The court noted that in neither case did the "Board require the employer to offer additional evidence beyond a relationship between its business and the banned message" (Pathmark).
Relying on Pathmark and Noah’s New York Bagels, the court:
  • Found that:
    • an employee's speech can harm his employer's customer relations by "belittling or critiquing other aspects of the employer's operations;"
    • employee attitudes can be an especially important part of customer relations for businesses that sell services; and
    • while employers cannot suppress all employee speech expressing viewpoints and grievances, they can prohibit slogans that customers and other outsiders could interpret as signs of resentment.
  • Held that:
    • the Board did not adequately explain why Medco's claim of harm to customer relations required additional evidence of harm, while similar claims by employers in Noah's New York Bagels did not; and
    • that the Board could not adequately distinguish Pathmark and Noah's New York Bagels by interpreting the NLRA as prohibiting only disparagements of an employer’s merchandise.
The court also vacated the Board's order that Medco "[r]escind the overly broad work rules that prohibit employees from wearing clothing with messages that are provocative, insulting, or confrontational." Although the Board did not offer an explanation for this ruling, it implicitly held that Medco's ban was overly broad. The court chided the Board for abandoning the framework it established in Lutheran Heritage Village-Livonia (which was adopted after the court's decision in Adtranz ABB Daimler-Benz Transp., N.A. v. NLRB). In Lutheran Village, the Board held that an employer's rule that neither expressly nor inherently restricts protected activity violates the NLRA only if:
  • The rule was promulgated in response to union activity.
  • A reasonable employee would construe the rule to prohibit protected conduct.
Neither factor from Lutheran Village was met here.

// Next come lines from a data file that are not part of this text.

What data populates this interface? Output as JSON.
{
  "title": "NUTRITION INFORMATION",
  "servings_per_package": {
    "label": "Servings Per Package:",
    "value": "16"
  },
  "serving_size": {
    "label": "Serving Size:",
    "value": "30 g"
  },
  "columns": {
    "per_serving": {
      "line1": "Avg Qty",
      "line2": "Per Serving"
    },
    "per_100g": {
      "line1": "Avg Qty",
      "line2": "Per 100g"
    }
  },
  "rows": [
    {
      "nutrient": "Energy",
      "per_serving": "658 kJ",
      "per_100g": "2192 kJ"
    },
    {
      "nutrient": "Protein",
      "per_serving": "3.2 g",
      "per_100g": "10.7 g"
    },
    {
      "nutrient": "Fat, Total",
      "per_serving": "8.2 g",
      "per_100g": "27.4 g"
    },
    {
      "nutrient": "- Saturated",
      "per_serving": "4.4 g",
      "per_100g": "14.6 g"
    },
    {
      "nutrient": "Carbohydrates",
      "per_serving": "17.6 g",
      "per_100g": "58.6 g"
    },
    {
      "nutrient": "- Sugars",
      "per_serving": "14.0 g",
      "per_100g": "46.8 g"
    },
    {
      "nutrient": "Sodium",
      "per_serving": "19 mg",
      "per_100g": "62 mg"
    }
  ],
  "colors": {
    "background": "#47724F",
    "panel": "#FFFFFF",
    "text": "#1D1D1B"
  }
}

The court remanded the case to the NLRB for further proceedings.

Changes to the Dress Code

The court upheld the Board's determination that Medco committed a ULP by unilaterally changing the pharmacists' dress code and refusing to bargain over that change.
Medco did not argue before the court that the dress code was not a mandatory subject of bargaining under the NLRA, but that the union agreed that a management rights clause from an expired contract with a predecessor union would remain in effect while the current union negotiated a new collective bargaining agreement with Medco. Medco argued that the management rights clause entitled the company to unilaterally change the dress code for the bargaining unit if the union failed to challenge that change within a certain limited time period after it was announced. The ALJ refused to accept Medco's testimony supporting the alleged agreement regarding the management rights clause. The Board accepted the ALJ's holding, and Medco did not present evidence to the court that would allow it to overturn the Board's credibility finding.
Finally, Medco argued in the alternative that the totality of its conduct showed that it made a good-faith effort to bargain with the union, despite its statements that it would not bargain. The court rejected this argument as well.

Practical Implications

Employers that want to control the apparel worn by their unionized employees may do so if the clothing displays a confrontational or insulting message, especially if the employer can show special circumstances for limiting clothing-related speech, such as when the clothing's message could harm customer relations. However, before prohibiting clothing with messages, employers should:
  • Verify whether special circumstances, including potential harm to an employer's relationship with its current and future customers, warrant a ban.
  • Be mindful of the factors established in Lutheran Village.
  • Bargain with any unions representing their employees before unilaterally altering the dress code of unionized employees, because that is a mandatory subject of bargaining (Yellow Enter. Sys.).